Our last day of the 80 mile 8 day circular walk around the Lake District over all of the English 3000 foot mountains and as many others as I could reasonably fit into our route. Today was Coniston to Boot in Eskdale.
Once again we were on the hills by 9am heading up a steep track to the Walna Scar Road and across to the main route up the Old Man of Coniston. We had low cloud and Scotch Mist so no views and cold damp conditions. I took a shot on my phone of the old mine workings for a bit of light relief.
It took 2 hours but there were no views at the top as we walked along the summit ridge then dropped down to the saddle between the Coniston ridge and Dow Crag. We were a long way down before we saw anything at all.
We came down to the valley and stopped for a bite to eat. I photographed the misty view with cotton grass in the foreground as we moved off.
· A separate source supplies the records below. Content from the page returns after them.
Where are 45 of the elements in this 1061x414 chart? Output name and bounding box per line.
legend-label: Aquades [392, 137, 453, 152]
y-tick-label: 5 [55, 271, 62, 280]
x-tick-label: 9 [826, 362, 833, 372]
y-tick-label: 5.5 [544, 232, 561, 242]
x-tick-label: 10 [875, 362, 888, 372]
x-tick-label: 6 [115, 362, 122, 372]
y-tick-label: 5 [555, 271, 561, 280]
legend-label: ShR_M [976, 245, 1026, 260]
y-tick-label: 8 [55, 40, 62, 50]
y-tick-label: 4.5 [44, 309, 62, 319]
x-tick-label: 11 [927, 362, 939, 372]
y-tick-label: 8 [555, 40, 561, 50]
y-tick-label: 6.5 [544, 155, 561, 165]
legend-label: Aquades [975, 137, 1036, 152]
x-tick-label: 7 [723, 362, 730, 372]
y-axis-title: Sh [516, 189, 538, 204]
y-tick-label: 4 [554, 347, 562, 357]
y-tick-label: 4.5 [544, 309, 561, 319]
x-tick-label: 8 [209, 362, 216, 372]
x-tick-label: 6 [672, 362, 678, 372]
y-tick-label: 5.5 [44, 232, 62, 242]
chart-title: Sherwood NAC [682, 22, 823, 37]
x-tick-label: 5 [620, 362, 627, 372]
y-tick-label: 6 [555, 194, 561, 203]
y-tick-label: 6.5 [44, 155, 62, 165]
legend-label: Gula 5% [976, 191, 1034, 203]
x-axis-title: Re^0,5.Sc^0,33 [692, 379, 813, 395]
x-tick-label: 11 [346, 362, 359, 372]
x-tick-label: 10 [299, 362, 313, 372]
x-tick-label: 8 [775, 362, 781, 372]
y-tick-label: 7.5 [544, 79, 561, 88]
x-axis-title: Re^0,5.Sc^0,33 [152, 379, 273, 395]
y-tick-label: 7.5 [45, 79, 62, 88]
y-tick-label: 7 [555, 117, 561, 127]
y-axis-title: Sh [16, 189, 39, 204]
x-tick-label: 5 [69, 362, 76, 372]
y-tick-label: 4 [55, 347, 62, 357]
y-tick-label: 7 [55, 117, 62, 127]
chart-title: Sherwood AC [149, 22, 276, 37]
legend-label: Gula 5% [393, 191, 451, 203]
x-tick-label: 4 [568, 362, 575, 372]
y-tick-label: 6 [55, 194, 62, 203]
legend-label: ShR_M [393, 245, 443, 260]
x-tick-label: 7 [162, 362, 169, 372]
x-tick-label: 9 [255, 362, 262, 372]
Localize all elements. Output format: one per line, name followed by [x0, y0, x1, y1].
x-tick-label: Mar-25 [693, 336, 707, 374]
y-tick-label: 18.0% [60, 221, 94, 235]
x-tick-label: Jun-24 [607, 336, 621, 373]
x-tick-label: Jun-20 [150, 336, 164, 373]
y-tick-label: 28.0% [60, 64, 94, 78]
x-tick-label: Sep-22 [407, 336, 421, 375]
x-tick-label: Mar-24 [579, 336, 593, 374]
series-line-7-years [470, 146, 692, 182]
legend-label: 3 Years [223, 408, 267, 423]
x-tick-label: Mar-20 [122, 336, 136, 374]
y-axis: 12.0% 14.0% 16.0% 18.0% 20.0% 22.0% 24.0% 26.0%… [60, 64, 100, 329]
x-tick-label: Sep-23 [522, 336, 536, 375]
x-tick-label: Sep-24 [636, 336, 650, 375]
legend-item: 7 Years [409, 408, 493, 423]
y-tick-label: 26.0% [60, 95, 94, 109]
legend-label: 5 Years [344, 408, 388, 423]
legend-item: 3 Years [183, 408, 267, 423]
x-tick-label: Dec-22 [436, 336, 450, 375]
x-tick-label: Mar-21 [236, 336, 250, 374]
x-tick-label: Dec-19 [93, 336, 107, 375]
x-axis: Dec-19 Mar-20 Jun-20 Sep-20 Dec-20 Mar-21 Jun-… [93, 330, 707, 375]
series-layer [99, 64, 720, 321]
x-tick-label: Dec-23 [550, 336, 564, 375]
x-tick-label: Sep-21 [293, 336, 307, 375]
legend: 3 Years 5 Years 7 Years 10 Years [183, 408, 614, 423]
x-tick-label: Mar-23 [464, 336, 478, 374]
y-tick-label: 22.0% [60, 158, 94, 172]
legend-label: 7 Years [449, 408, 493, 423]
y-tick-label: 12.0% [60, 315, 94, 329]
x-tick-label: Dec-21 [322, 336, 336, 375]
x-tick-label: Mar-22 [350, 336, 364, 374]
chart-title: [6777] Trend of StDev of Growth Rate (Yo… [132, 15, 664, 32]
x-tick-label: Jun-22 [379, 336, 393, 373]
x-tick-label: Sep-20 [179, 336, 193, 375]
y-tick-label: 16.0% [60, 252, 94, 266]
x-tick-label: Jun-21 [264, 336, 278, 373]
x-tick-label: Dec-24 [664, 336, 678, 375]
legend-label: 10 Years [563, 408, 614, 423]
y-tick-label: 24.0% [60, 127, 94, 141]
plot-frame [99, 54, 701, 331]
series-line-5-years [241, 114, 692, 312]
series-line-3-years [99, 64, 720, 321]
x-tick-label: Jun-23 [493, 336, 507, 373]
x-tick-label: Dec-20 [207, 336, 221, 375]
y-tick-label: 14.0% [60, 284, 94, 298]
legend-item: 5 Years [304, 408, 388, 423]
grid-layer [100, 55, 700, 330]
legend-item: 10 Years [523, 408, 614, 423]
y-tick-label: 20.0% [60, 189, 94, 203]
On to Seathwaite Tarn and down to the Dunnerdale valley. From here it was a punishing climb steeply upwards to the rocky summit of Harter Fell. It was 2.30 pm and we stayed on top for about an hour taking photos as the clouds lifted and thinned and the sun came out.
I took some photos on Ilford FP4 to the coast and then to Scafell as conditions improved using a red filter on the lens to emphasise the sky. I ended up with a shot that I will make into a panoramic with Scafell on the left and Crinkle Crags on the right. I also took it on my phone and edited it with Snapseed. It’s often difficult to make skies as dark or contrasty as they will be when I print them, and I don’t overprint them! I discovered that once converted to Black and White in Snapseed the Drama filter gave an effect similar to that produced by a red filter with traditional film.
From Harter Fell it was a steady walk down to the Woolpack Inn in Eskdale, the end of our trip! We celebrated in the sunshine with a couple of pints, Eastgate Ale then Oyster Stout.
Overall, it was a great trip, good walking, good beers, good food. I like multi-day walks, they allow you to see lots of different views every day with no need to retrace steps to reach new ground. Al’s a good friend that I’ve known over 40 years and is always good company and most importantly he laughs at my jokes.
The weather could have been better on the big mountains but I still have some good new shots from 6 of the 8 days. I took 13 rolls of 120 film with 10 7×6 cm shots on each film, 12 rolls of Ilford FP4 and 1 roll of Ilford SFX infrared film.
Later we watched the opening match of the World Cup on the big screen in the bar, so there was a good reason for the delay in doing this post!